In line with our results, even reports focusing on single negative prognostic factors highlighted how these were often increased in men—examples include elevated transaminase and cholestasic enzymes or NLR (Fan et al., 2020, Liu et al., 2020b). It is conceivable that disease phenotype, and thus severity, might be influenced by hormonal factors. One study conducted on nine pregnant women infected with COVID-19 highlighted that high estrogen levels and increased estrogen receptor signaling were not associated with severe disease (Chen et al., 2020d). Consistent with this observation, previous animal studies on SARS-CoV found that the estrogen depletion in infected female mice, by ovariectomy or treatment with an estrogen receptor antagonist, dramatically increased morbidity and mortality (Channappanavar et al., 2017). It might be reasonable to hypothesize that this could also apply to SARS-CoV-2. The importance of estrogen in the immune response to viruses is linked to the presence of estrogen receptors on the surface of innate immune cells such as monocytes, macrophages, and neutrophils. Through this receptor, the production of type I and III interferon by innate immune cells, which is crucial for decreasing virus titres, is enhanced (Suba, 2020). This even led to the proposal of hormone replacement therapy as a potential treatment aimed at limiting COVID-19 severity (Suba, 2020). An additional risk factor in males could be represented by the testis, as an analysis of transcription patterns for ACE2 found this receptor to be primarily expressed in spermatogonia, as well as in Leydig and Sertoli cells. ACE2-positive spermatogonia express a higher number of genes associated with viral reproduction and transmission, and a lower number of genes related to spermatogenesis (Wang and Xu, 2020). Thus, there may be multiple biological explanations for the higher disease severity in males.
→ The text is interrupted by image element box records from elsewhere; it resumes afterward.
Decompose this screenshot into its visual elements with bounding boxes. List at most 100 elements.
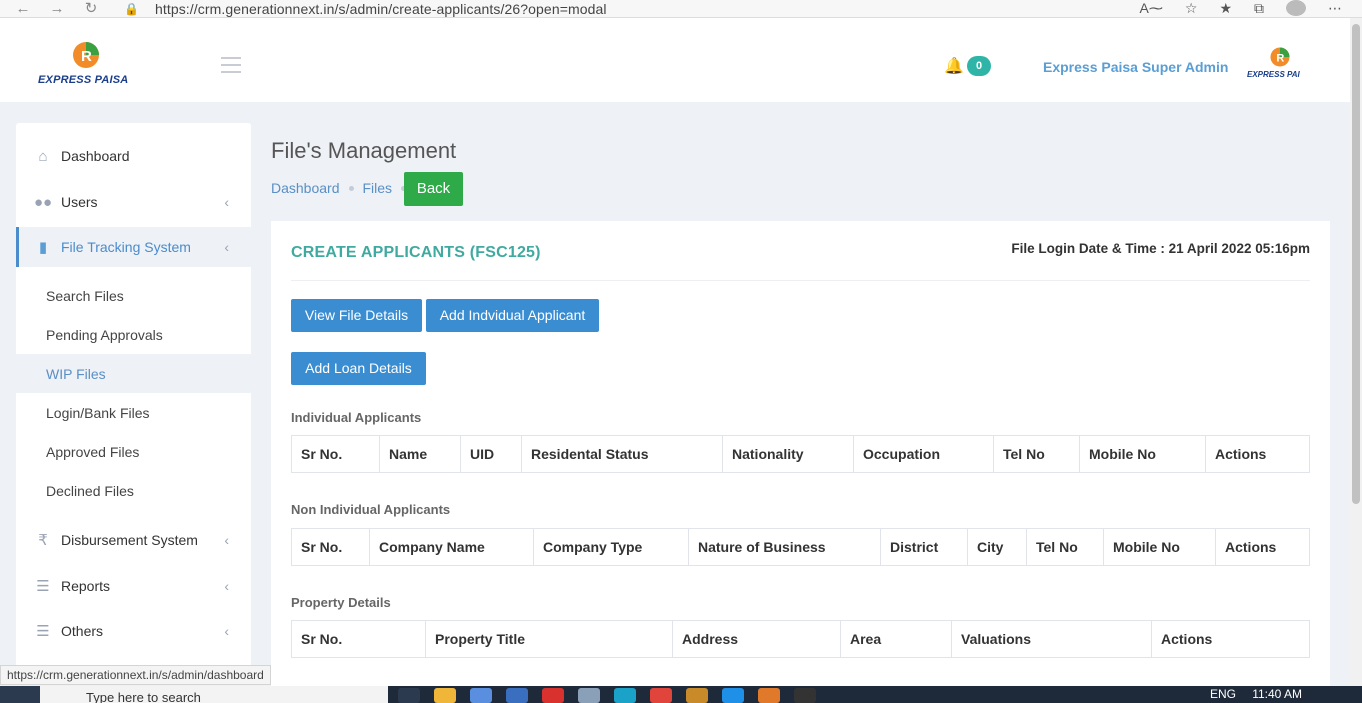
avatar-logo-mark-icon: R: [1270, 47, 1290, 67]
column-header: Sr No.: [291, 620, 426, 658]
sidebar-item-file-tracking[interactable]: ▮ File Tracking System ‹: [16, 227, 251, 267]
link-status-bar: https://crm.generationnext.in/s/admin/da…: [0, 665, 271, 685]
sidebar-item-dashboard[interactable]: ⌂ Dashboard: [16, 136, 251, 176]
column-header: Nationality: [722, 435, 854, 473]
table-header-row: Sr No. Property Title Address Area Valua…: [291, 620, 1310, 658]
lock-icon[interactable]: 🔒: [124, 2, 139, 16]
add-favorite-icon[interactable]: ☆: [1185, 0, 1198, 17]
non-individual-applicants-table: Sr No. Company Name Company Type Nature …: [291, 528, 1310, 566]
breadcrumb-files[interactable]: Files: [363, 180, 393, 196]
file-explorer-icon[interactable]: [434, 688, 456, 703]
column-header: City: [967, 528, 1027, 566]
terminal-icon[interactable]: [794, 688, 816, 703]
column-header: Mobile No: [1103, 528, 1216, 566]
scrollbar-thumb[interactable]: [1352, 24, 1360, 504]
column-header: Tel No: [1026, 528, 1104, 566]
mail-icon[interactable]: [506, 688, 528, 703]
back-button[interactable]: Back: [404, 172, 463, 206]
sidebar-subitem-approved-files[interactable]: Approved Files: [16, 432, 251, 471]
more-menu-icon[interactable]: ⋯: [1328, 0, 1342, 17]
app-icon[interactable]: [686, 688, 708, 703]
sidebar-item-others[interactable]: ☰ Others ‹: [16, 611, 251, 651]
breadcrumb-separator: [348, 185, 354, 191]
non-individual-applicants-label: Non Individual Applicants: [291, 502, 451, 517]
chrome-icon[interactable]: [650, 688, 672, 703]
individual-applicants-label: Individual Applicants: [291, 410, 422, 425]
sidebar-item-users[interactable]: ●● Users ‹: [16, 182, 251, 222]
table-header-row: Sr No. Company Name Company Type Nature …: [291, 528, 1310, 566]
column-header: Company Type: [533, 528, 689, 566]
column-header: Actions: [1151, 620, 1310, 658]
collections-icon[interactable]: ⧉: [1254, 0, 1264, 17]
chevron-left-icon: ‹: [224, 623, 229, 639]
sidebar-item-disbursement[interactable]: ₹ Disbursement System ‹: [16, 520, 251, 560]
file-login-datetime: File Login Date & Time : 21 April 2022 0…: [1011, 241, 1310, 256]
property-details-table: Sr No. Property Title Address Area Valua…: [291, 620, 1310, 658]
menu-toggle-icon[interactable]: [221, 57, 241, 78]
app-icon[interactable]: [758, 688, 780, 703]
sidebar-subitem-pending-approvals[interactable]: Pending Approvals: [16, 315, 251, 354]
list-icon: ☰: [36, 623, 50, 640]
skype-icon[interactable]: [722, 688, 744, 703]
add-individual-applicant-button[interactable]: Add Indvidual Applicant: [426, 299, 599, 332]
logo-text: EXPRESS PAISA: [38, 74, 129, 86]
notes-icon[interactable]: [578, 688, 600, 703]
page-scrollbar[interactable]: [1350, 18, 1362, 685]
column-header: Residental Status: [521, 435, 723, 473]
column-header: Sr No.: [291, 435, 380, 473]
sidebar-subitem-declined-files[interactable]: Declined Files: [16, 471, 251, 510]
sidebar-subitem-login-bank-files[interactable]: Login/Bank Files: [16, 393, 251, 432]
add-loan-details-button[interactable]: Add Loan Details: [291, 352, 426, 385]
table-header-row: Sr No. Name UID Residental Status Nation…: [291, 435, 1310, 473]
user-avatar-logo[interactable]: R EXPRESS PAI: [1247, 46, 1311, 82]
file-icon: ▮: [38, 239, 48, 256]
column-header: Actions: [1205, 435, 1310, 473]
sidebar-item-label: Disbursement System: [61, 532, 198, 548]
express-paisa-logo[interactable]: R EXPRESS PAISA: [34, 38, 138, 86]
svg-text:R: R: [81, 48, 92, 65]
column-header: Area: [840, 620, 952, 658]
create-applicants-card: CREATE APPLICANTS (FSC125) File Login Da…: [271, 221, 1330, 691]
bell-icon[interactable]: 🔔: [944, 56, 964, 76]
avatar-logo-text: EXPRESS PAI: [1247, 70, 1300, 79]
notification-badge[interactable]: 0: [967, 56, 991, 76]
breadcrumb-dashboard[interactable]: Dashboard: [271, 180, 340, 196]
edge-icon[interactable]: [614, 688, 636, 703]
view-file-details-button[interactable]: View File Details: [291, 299, 422, 332]
app-icon[interactable]: [542, 688, 564, 703]
address-bar[interactable]: https://crm.generationnext.in/s/admin/cr…: [155, 1, 607, 17]
sidebar-item-label: Others: [61, 623, 104, 639]
divider: [291, 280, 1310, 281]
svg-text:R: R: [1276, 52, 1284, 64]
chevron-left-icon: ‹: [224, 578, 229, 594]
list-icon: ☰: [36, 578, 50, 595]
chevron-left-icon: ‹: [224, 532, 229, 548]
column-header: Valuations: [951, 620, 1152, 658]
taskbar-clock[interactable]: 11:40 AM: [1252, 687, 1302, 701]
favorites-icon[interactable]: ★: [1219, 0, 1232, 17]
windows-start-icon[interactable]: [0, 686, 40, 703]
sidebar-item-reports[interactable]: ☰ Reports ‹: [16, 566, 251, 606]
sidebar-item-label: Dashboard: [61, 148, 130, 164]
column-header: Address: [672, 620, 841, 658]
column-header: Property Title: [425, 620, 673, 658]
task-view-icon[interactable]: [398, 688, 420, 703]
refresh-icon[interactable]: ↻: [80, 0, 102, 18]
column-header: Mobile No: [1079, 435, 1206, 473]
read-aloud-icon[interactable]: A⁓: [1140, 0, 1163, 17]
sidebar: ⌂ Dashboard ●● Users ‹ ▮ File Tracking S…: [16, 123, 251, 668]
taskbar-apps: [398, 688, 816, 703]
sidebar-subitem-search-files[interactable]: Search Files: [16, 276, 251, 315]
card-title: CREATE APPLICANTS (FSC125): [291, 244, 541, 261]
sidebar-subitem-wip-files[interactable]: WIP Files: [16, 354, 251, 393]
back-arrow-icon[interactable]: ←: [12, 0, 34, 18]
forward-arrow-icon[interactable]: →: [46, 0, 68, 18]
sidebar-item-label: File Tracking System: [61, 239, 191, 255]
profile-avatar[interactable]: [1286, 0, 1306, 16]
language-indicator[interactable]: ENG: [1210, 687, 1236, 701]
chevron-left-icon: ‹: [224, 194, 229, 210]
taskbar-search-input[interactable]: Type here to search: [40, 686, 388, 703]
column-header: Tel No: [993, 435, 1080, 473]
admin-user-name[interactable]: Express Paisa Super Admin: [1043, 59, 1228, 75]
store-icon[interactable]: [470, 688, 492, 703]
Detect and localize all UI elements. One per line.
The limitations of this work relate to the fact that the literature on COVID-19 continues to accumulate, with new information and new papers published each day; therefore, this work cannot be considered as exhaustive. Moreover, the fact that we restricted our choice to full-text studies in English could have limited our results. The strengths of this work lie in the gender medicine perspective and the validated methodology, which allowed for the collection of good-quality evidence for the estimation of effect sizes. Moreover, meta-analyses have been considered to be the highest level of evidence (Evidence-Based Medicine Working Group, 1992). Although it is true that the quality of evidence also depends on the quality of the included studies, our results can be considered reliable because we limited the meta-analyses to studies of at least satisfactory quality.

In conclusion, we showed that male patients with COVID-19 have a higher risk of mortality and experience greater disease severity compared with females. While male sex should be considered a negative prognostic factor, more studies are warranted to completely elucidate (and possibly target with therapy) all the biological mechanisms underlying this susceptibility.

Ethical statement

No ethical approval was deemed necessary for this study according to our national regulations.

Funding source

No funding was received for this study.

Conflicts of interest

The authors have no conflicts of interest to disclose.